No, it isn’t. But that is what a relatively famous Russian actress Lyubov Tolkalina had to say about the Hollywood scandal. Even though in the same article about Russian movie industry attitudes to Harvey Weinstein there were other opinions, including from men who sympathized with the victims of sexual assault and derided the hypocrisy of the movie industry in Russia and the US, so far the response to the Hollywood revelations in Russia have not necessarily been #MeToo. The underlying issue here is not just the patriarchal culture, but also the internalized misogyny and victim blaming that go with it, or, as Lyubov Tolkalina puts it, “A woman is always guilty in male sexual assault”. Being a part of a macho patriarchal culture is hard, so a lot of women side with the desirable and hierarchically higher in-group – men – and re-affirm female objectification and disparagement. Moreover, this kind of responses mirror the pushback against the social media campaign #IamNotAfraidtoSayIt (#янебоюсьсказать) initiated by a Ukrainian activist in 2016 where women in Post-Soviet space shared the horrifying stories of sexual abuse.
The stories under those Russian and Ukrainian hashtags showed that sexual assault and violence against women are, unfortunately, everyday and underreported phenomena. Statistics on domestic violence in Russia are disturbing: around 600,000 women suffer annually of domestic abuse, while approximately 60-70% of incidents of domestic abuse never even get reported. This was sarcastically captured in the headline of an article on domestic violence in Rossiyskaya Gazeta: ‘If he kills you, then report it’. In other words, law enforcement officials routinely discard the claims of domestic assault brought forward by women or claim that the women brought the violence on themselves. Apart from the physical violence, there is a general discursive tolerance towards violence against women. Even women who suffered from domestic violence usually tend to justify it or reconcile with their offenders and continue to tolerate the abuse.
Apart from violence apologies there is a popular culture narrative that a woman can only be fulfilled through her reproductive function and as a man’s companion. It features quite prominently in a seemingly feminist Oscar-winning 1979 Soviet movie hit ‘Moscow does not believe in tears’ (the version in the link has English subtitles). The main heroine Katerina is a single mother who worked hard to become the director of a textile plant. Even though she is very successful professionally she still cries herself to sleep because there is no man in her life. At the end of the movie she falls in love with Goga, an engineer who knows how to cook, helps old ladies on trains, and can win in a street fight. Goga, despite his household skills, is a typical ‘macho’ that tells Katerina that he ‘will be the one making the decisions, simply because [he] is the man’.
Towards the end of the movie, Goga dumps Katerina because she makes more money than he does and he considers that unacceptable.
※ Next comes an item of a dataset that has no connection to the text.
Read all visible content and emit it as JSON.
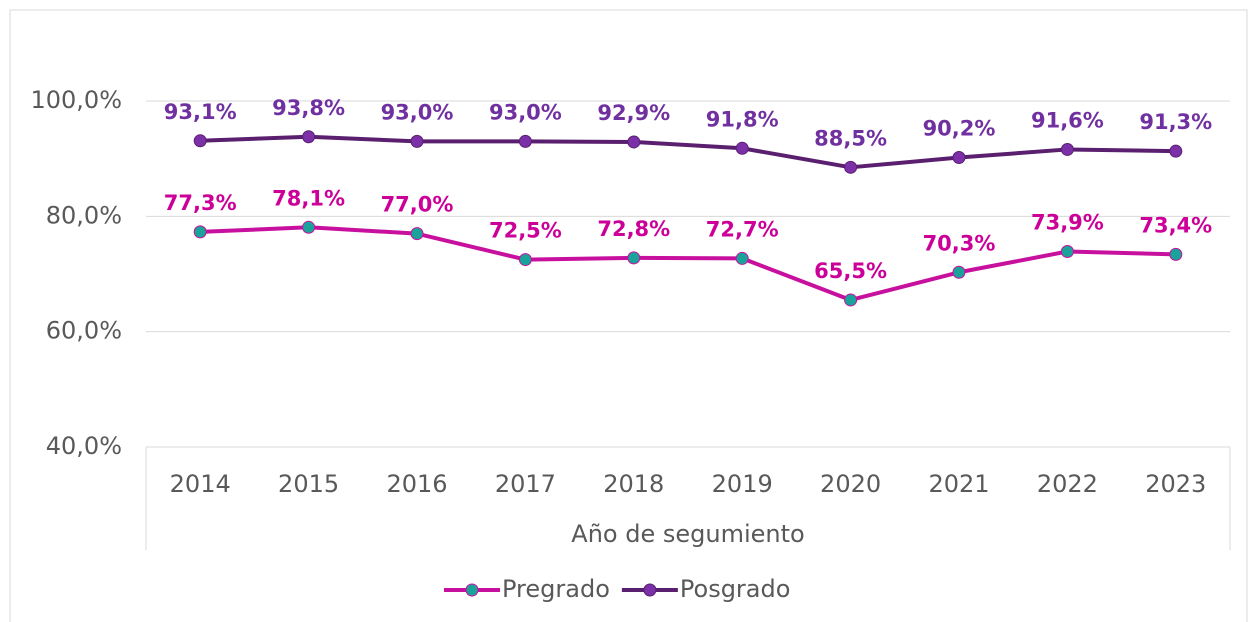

The movie still has a happy ending with Goga coming back to Katerina after a bout of drinking and Katerina’s nervous breakdown. Despite being seemingly feministic and glorifying Katerina’s professional achievements, ‘Moscow doesn’t believe in tears’ paints a deeply flawed picture of relationships: a successful female professional apologizes for her professional success and lets a man denigrate her. These gender relations represented a model for millions of Russian women who believed that a woman could not be happy without an alcoholic and manipulating liar who probably served time in prison. To quote Ms Tolkalina again, what is the difference between sexual harassment and a relationship anyway?!
Things are changing slowly in Russia. But it also took decades to bring down Harvey Weinstein as well.